Un hub stratégique pour l’hinterland
L’impact de ce mouvement dépasse largement les frontières du Togo. Le port constitue la porte d’entrée principale pour les marchandises destinées à plusieurs pays enclavés du Sahel :
- Le Burkina Faso
- Le Mali
- Le Niger
Une interruption de la chaîne logistique pendant 72 heures entraînerait un engorgement des terminaux, des retards de livraison en cascade et des coûts de surestaries exorbitants pour les opérateurs économiques.

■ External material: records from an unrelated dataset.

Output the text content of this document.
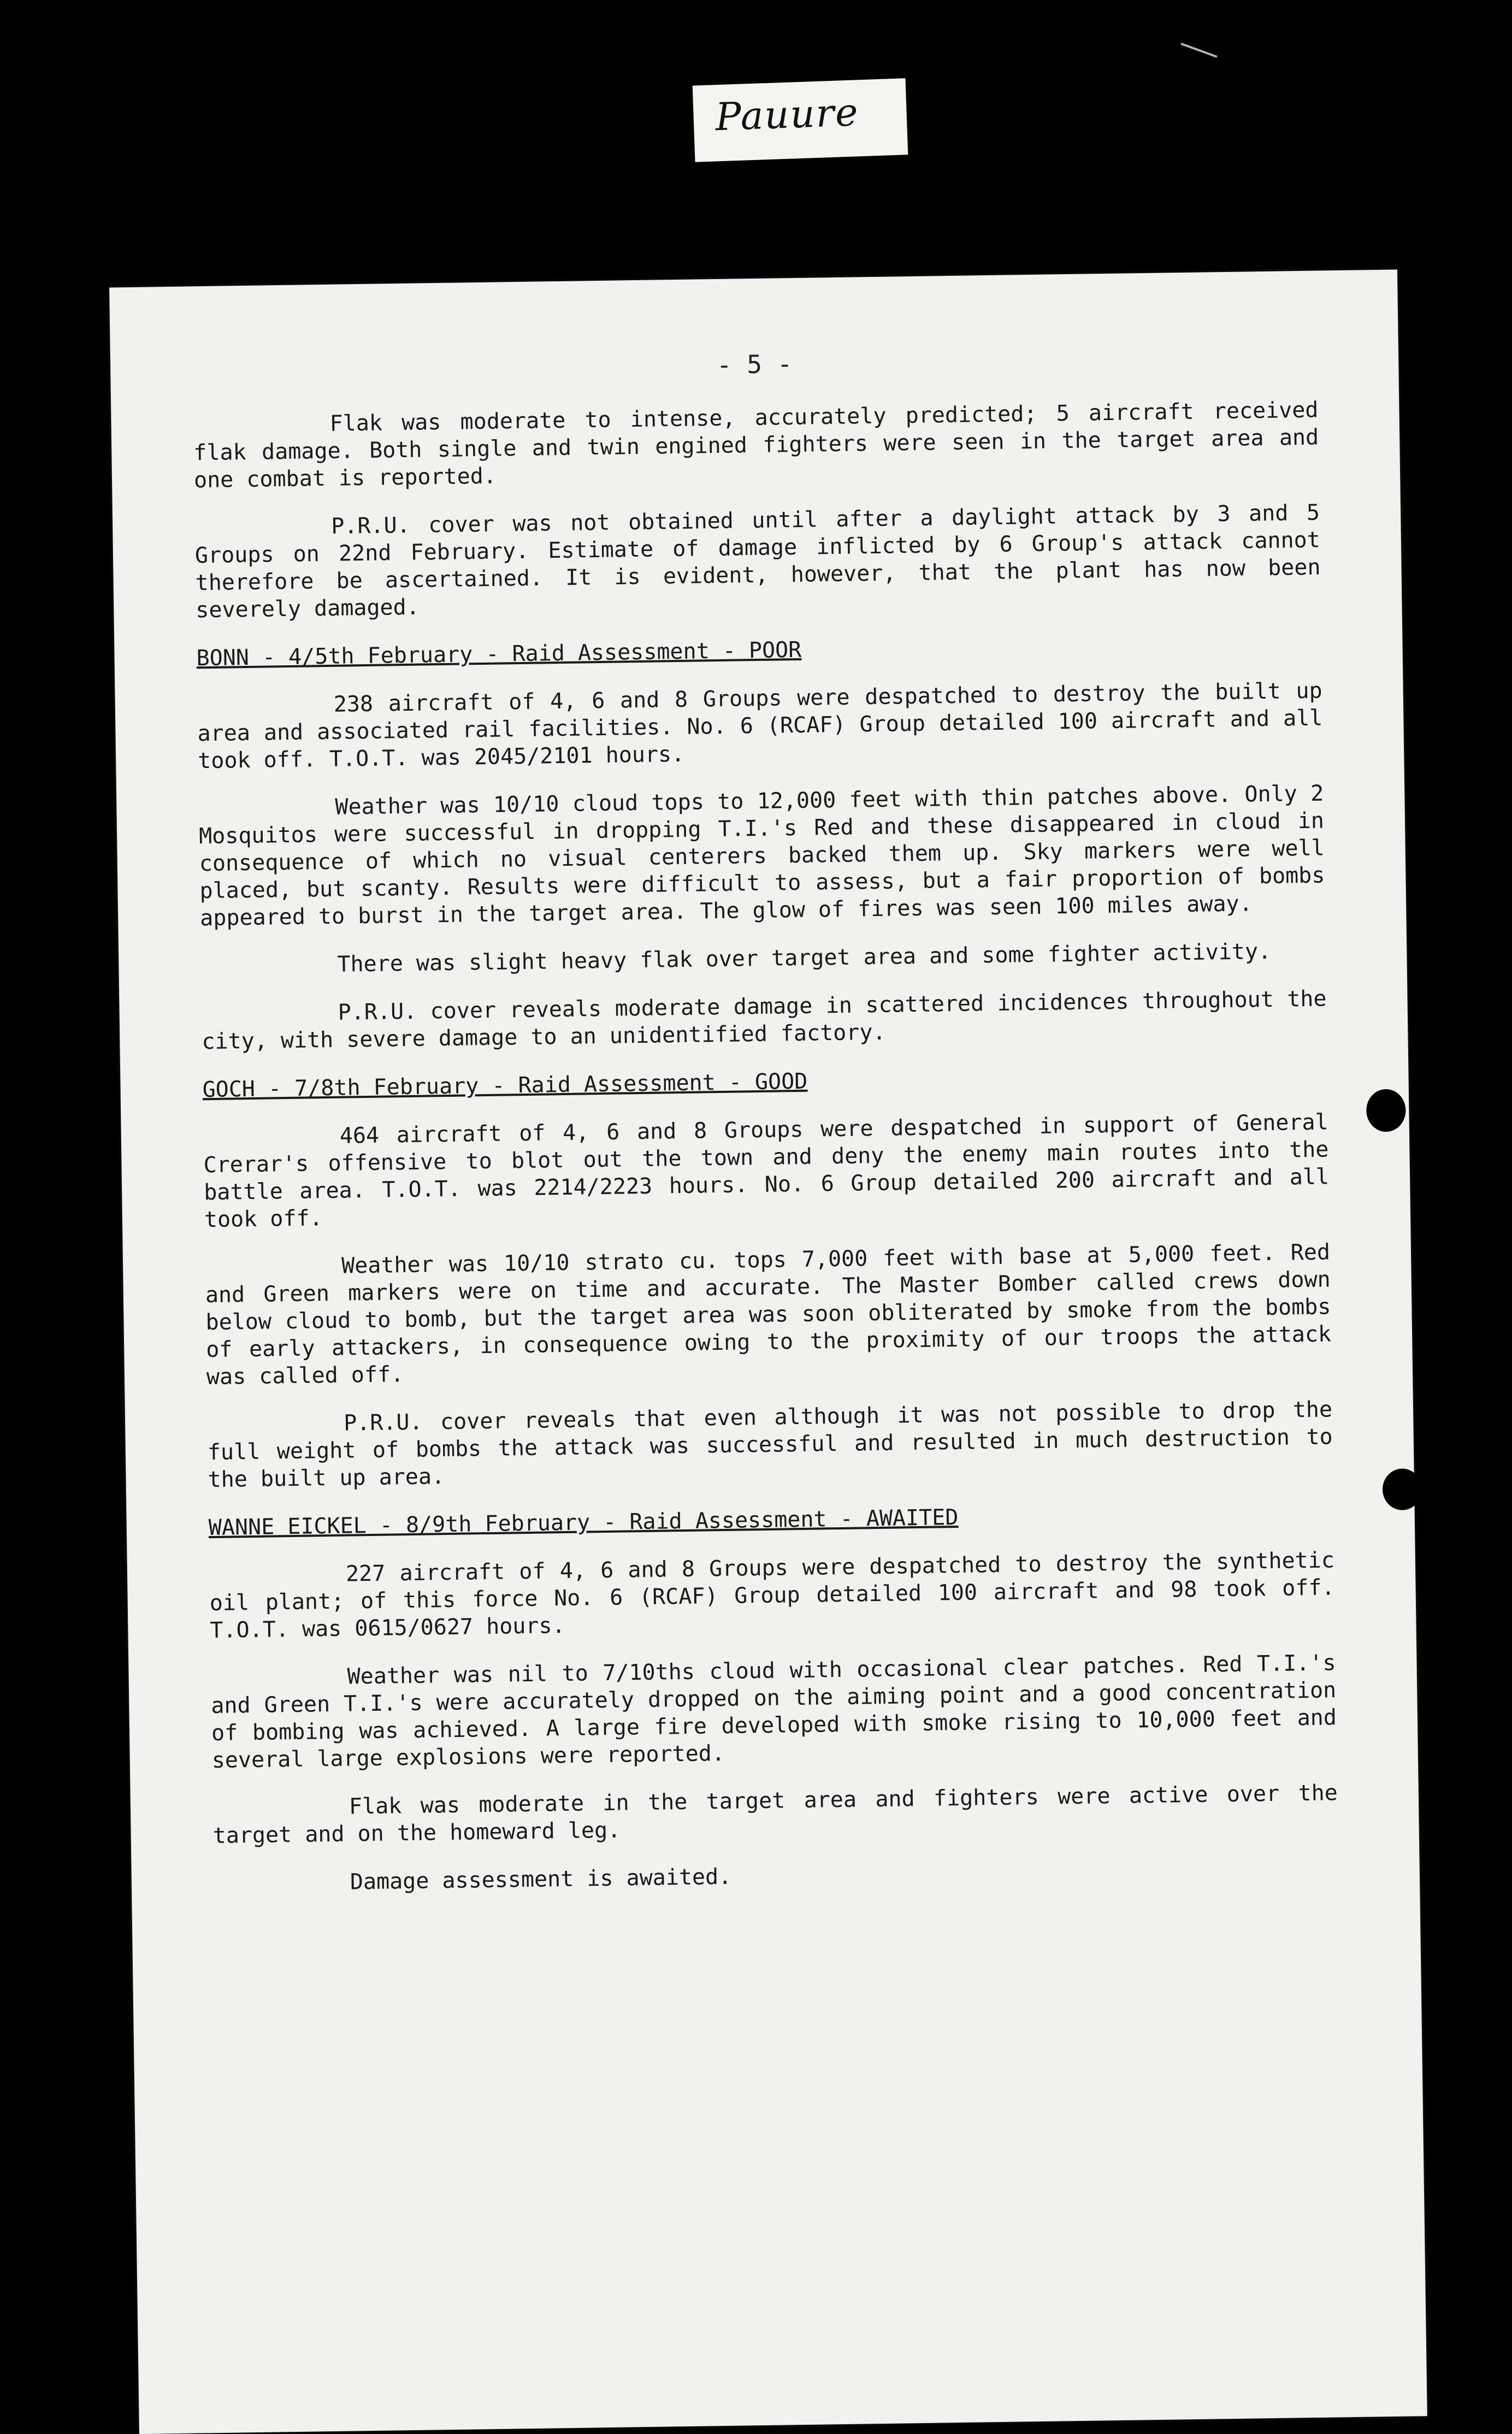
Pauure
- 5 -

Flak was moderate to intense, accurately predicted; 5 aircraft received flak damage. Both single and twin engined fighters were seen in the target area and one combat is reported.

P.R.U. cover was not obtained until after a daylight attack by 3 and 5 Groups on 22nd February. Estimate of damage inflicted by 6 Group's attack cannot therefore be ascertained. It is evident, however, that the plant has now been severely damaged.

BONN - 4/5th February - Raid Assessment - POOR

238 aircraft of 4, 6 and 8 Groups were despatched to destroy the built up area and associated rail facilities. No. 6 (RCAF) Group detailed 100 aircraft and all took off. T.O.T. was 2045/2101 hours.

Weather was 10/10 cloud tops to 12,000 feet with thin patches above. Only 2 Mosquitos were successful in dropping T.I.'s Red and these disappeared in cloud in consequence of which no visual centerers backed them up. Sky markers were well placed, but scanty. Results were difficult to assess, but a fair proportion of bombs appeared to burst in the target area. The glow of fires was seen 100 miles away.

There was slight heavy flak over target area and some fighter activity.

P.R.U. cover reveals moderate damage in scattered incidences throughout the city, with severe damage to an unidentified factory.

GOCH - 7/8th February - Raid Assessment - GOOD

464 aircraft of 4, 6 and 8 Groups were despatched in support of General Crerar's offensive to blot out the town and deny the enemy main routes into the battle area. T.O.T. was 2214/2223 hours. No. 6 Group detailed 200 aircraft and all took off.

Weather was 10/10 strato cu. tops 7,000 feet with base at 5,000 feet. Red and Green markers were on time and accurate. The Master Bomber called crews down below cloud to bomb, but the target area was soon obliterated by smoke from the bombs of early attackers, in consequence owing to the proximity of our troops the attack was called off.

P.R.U. cover reveals that even although it was not possible to drop the full weight of bombs the attack was successful and resulted in much destruction to the built up area.

WANNE EICKEL - 8/9th February - Raid Assessment - AWAITED

227 aircraft of 4, 6 and 8 Groups were despatched to destroy the synthetic oil plant; of this force No. 6 (RCAF) Group detailed 100 aircraft and 98 took off. T.O.T. was 0615/0627 hours.

Weather was nil to 7/10ths cloud with occasional clear patches. Red T.I.'s and Green T.I.'s were accurately dropped on the aiming point and a good concentration of bombing was achieved. A large fire developed with smoke rising to 10,000 feet and several large explosions were reported.

Flak was moderate in the target area and fighters were active over the target and on the homeward leg.

Damage assessment is awaited.
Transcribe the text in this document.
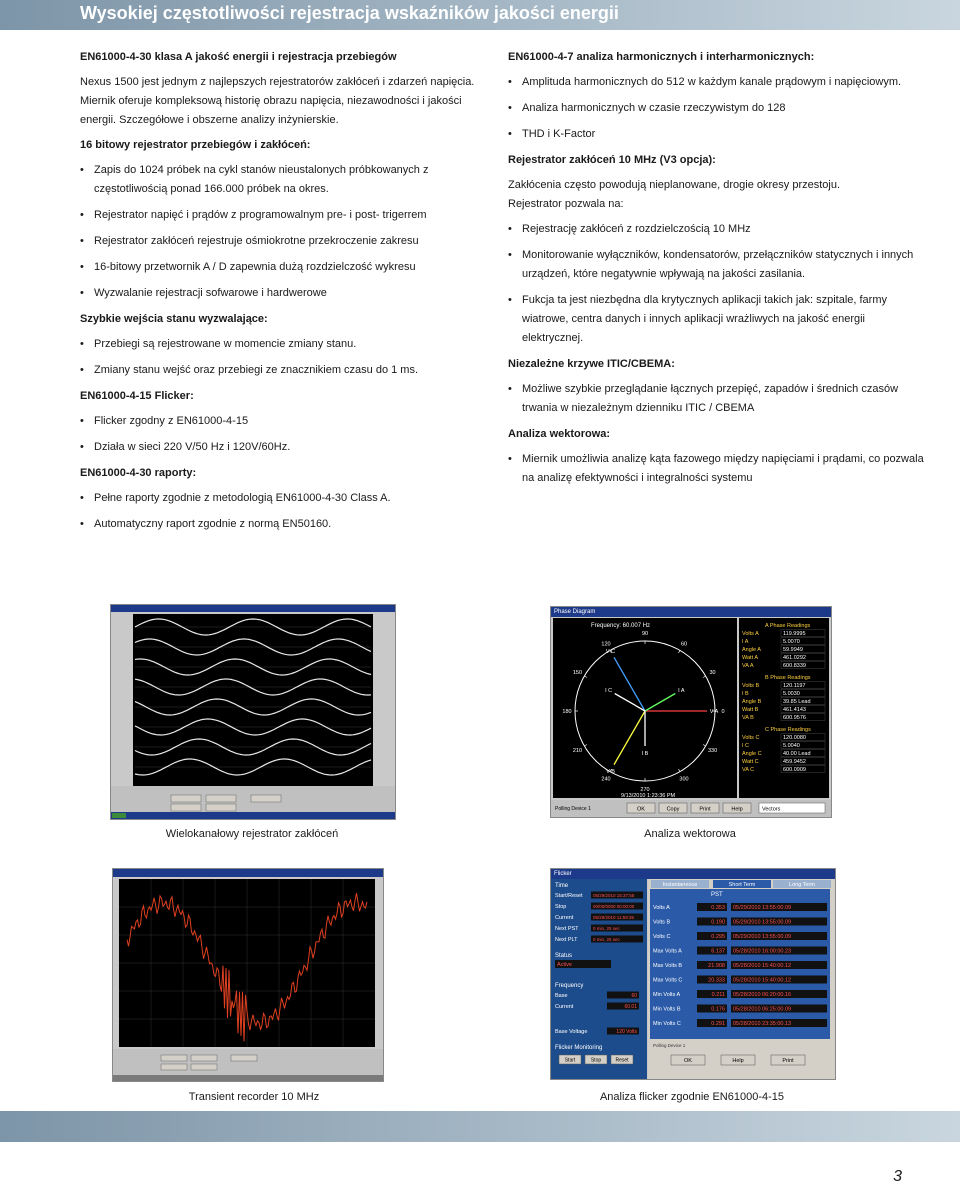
Wysokiej częstotliwości rejestracja wskaźników jakości energii

EN61000-4-30 klasa A jakość energii i rejestracja przebiegów

Nexus 1500 jest jednym z najlepszych rejestratorów zakłóceń i zdarzeń napięcia. Miernik oferuje kompleksową historię obrazu napięcia, niezawodności i jakości energii. Szczegółowe i obszerne analizy inżynierskie.

16 bitowy rejestrator przebiegów i zakłóceń:

• Zapis do 1024 próbek na cykl stanów nieustalonych próbkowanych z częstotliwością ponad 166.000 próbek na okres.
• Rejestrator napięć i prądów z programowalnym pre- i post- trigerrem
• Rejestrator zakłóceń rejestruje ośmiokrotne przekroczenie zakresu
• 16-bitowy przetwornik A / D zapewnia dużą rozdzielczość wykresu
• Wyzwalanie rejestracji sofwarowe i hardwerowe

Szybkie wejścia stanu wyzwalające:

• Przebiegi są rejestrowane w momencie zmiany stanu.
• Zmiany stanu wejść oraz przebiegi ze znacznikiem czasu do 1 ms.

EN61000-4-15 Flicker:

• Flicker zgodny z EN61000-4-15
• Działa w sieci 220 V/50 Hz i 120V/60Hz.

EN61000-4-30 raporty:

• Pełne raporty zgodnie z metodologią EN61000-4-30 Class A.
• Automatyczny raport zgodnie z normą EN50160.

EN61000-4-7 analiza harmonicznych i interharmonicznych:

• Amplituda harmonicznych do 512 w każdym kanale prądowym i napięciowym.
• Analiza harmonicznych w czasie rzeczywistym do 128
• THD i K-Factor

Rejestrator zakłóceń 10 MHz (V3 opcja):

Zakłócenia często powodują nieplanowane, drogie okresy przestoju.

Rejestrator pozwala na:

• Rejestrację zakłóceń z rozdzielczością 10 MHz
• Monitorowanie wyłączników, kondensatorów, przełączników statycznych i innych urządzeń, które negatywnie wpływają na jakości zasilania.
• Fukcja ta jest niezbędna dla krytycznych aplikacji takich jak: szpitale, farmy wiatrowe, centra danych i innych aplikacji wrażliwych na jakość energii elektrycznej.

Niezależne krzywe ITIC/CBEMA:

• Możliwe szybkie przeglądanie łącznych przepięć, zapadów i średnich czasów trwania w niezależnym dzienniku ITIC / CBEMA

Analiza wektorowa:

• Miernik umożliwia analizę kąta fazowego między napięciami i prądami, co pozwala na analizę efektywności i integralności systemu
Wielokanałowy rejestrator zakłóceń
Phase Diagram
Frequency: 60.007 Hz
0
30
60
90
120
150
180
210
240
270
300
330
V A
V B
V C
I A
I B
I C
9/13/2010 1:23:36 PM
A Phase Readings
Volts A	119.9995
I A	5.0070
Angle A	59.9949
Watt A	461.0292
VA A	600.8339
B Phase Readings
Volts B	120.1197
I B	5.0030
Angle B	39.85 Lead
Watt B	461.4143
VA B	600.9576
C Phase Readings
Volts C	120.0080
I C	5.0040
Angle C	40.00 Lead
Watt C	459.9452
VA C	600.0909
Polling Device 1	OK	Copy	Print	Help	Vectors
Analiza wektorowa
Transient recorder 10 MHz
Flicker
Time
Start/Reset 05/29/2010 15:37:55
Stop	00/00/0000 00:00:00
Current	05/29/2010 11:59:35
Next PST	0 min, 25 sec
Next PLT	0 min, 25 sec
Status
Active
Frequency
Base	60
Current	60.01
Base Voltage	120 Volts
Flicker Monitoring
Start	Stop	Reset
Instantaneous	Short Term	Long Term
PST
Volts A	0.353 05/29/2010 13:55:00.09
Volts B	0.190 05/29/2010 13:55:00.09
Volts C	0.295 05/29/2010 13:55:00.09
Max Volts A	6.137 05/28/2010 16:00:00.23
Max Volts B	21.908 05/28/2010 15:40:00.12
Max Volts C	20.333 05/28/2010 15:40:00.12
Min Volts A	0.211 05/28/2010 06:20:00.16
Min Volts B	0.176 05/28/2010 06:25:00.09
Min Volts C	0.291 05/28/2010 23:35:00.13
Polling Device 1
OK	Help	Print
Analiza flicker zgodnie EN61000-4-15
3
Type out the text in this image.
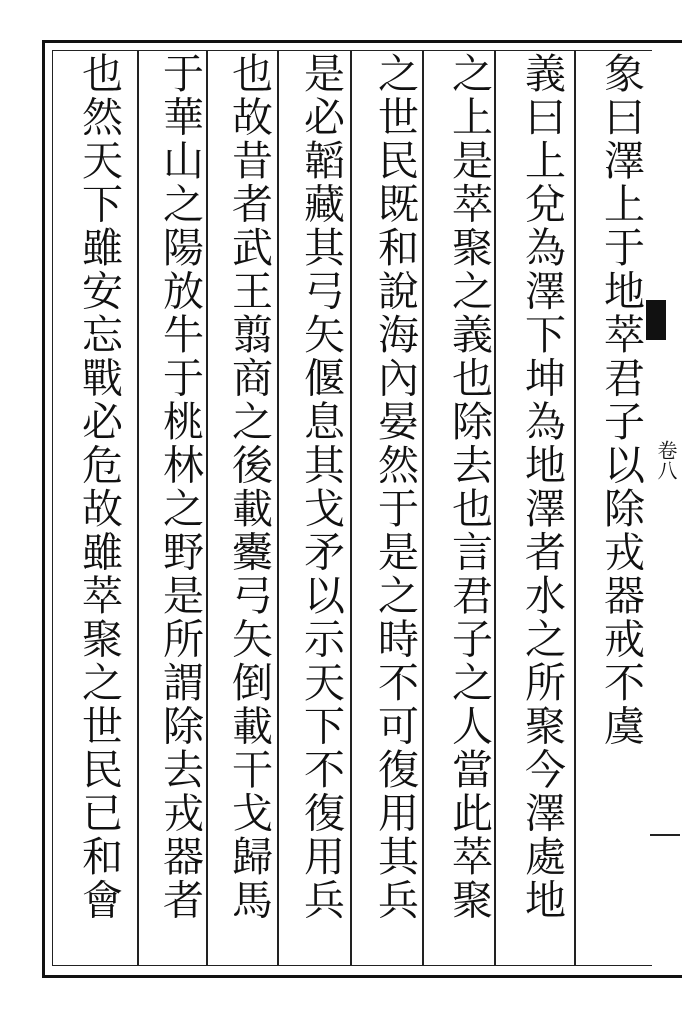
象曰澤上于地萃君子以除戎器戒不虞
義曰上兌為澤下坤為地澤者水之所聚今澤處地
之上是萃聚之義也除去也言君子之人當此萃聚
之世民既和說海內晏然于是之時不可復用其兵
是必韜藏其弓矢偃息其戈矛以示天下不復用兵
也故昔者武王翦商之後載櫜弓矢倒載干戈歸馬
于華山之陽放牛于桃林之野是所謂除去戎器者
也然天下雖安忘戰必危故雖萃聚之世民已和會	卷八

Une médiation de dernière chance espérée
Face à cette perspective, la direction du PAL et les autorités ministérielles sont sous pression. Le gouvernement togolais, qui a érigé la modernisation de son hub logistique en axe stratégique, ne peut se permettre un conflit social prolongé. Les milieux d’affaires et les commissionnaires en douane attendent une médiation rapide pour désamorcer la crise avant la date fatidique du 25 juin.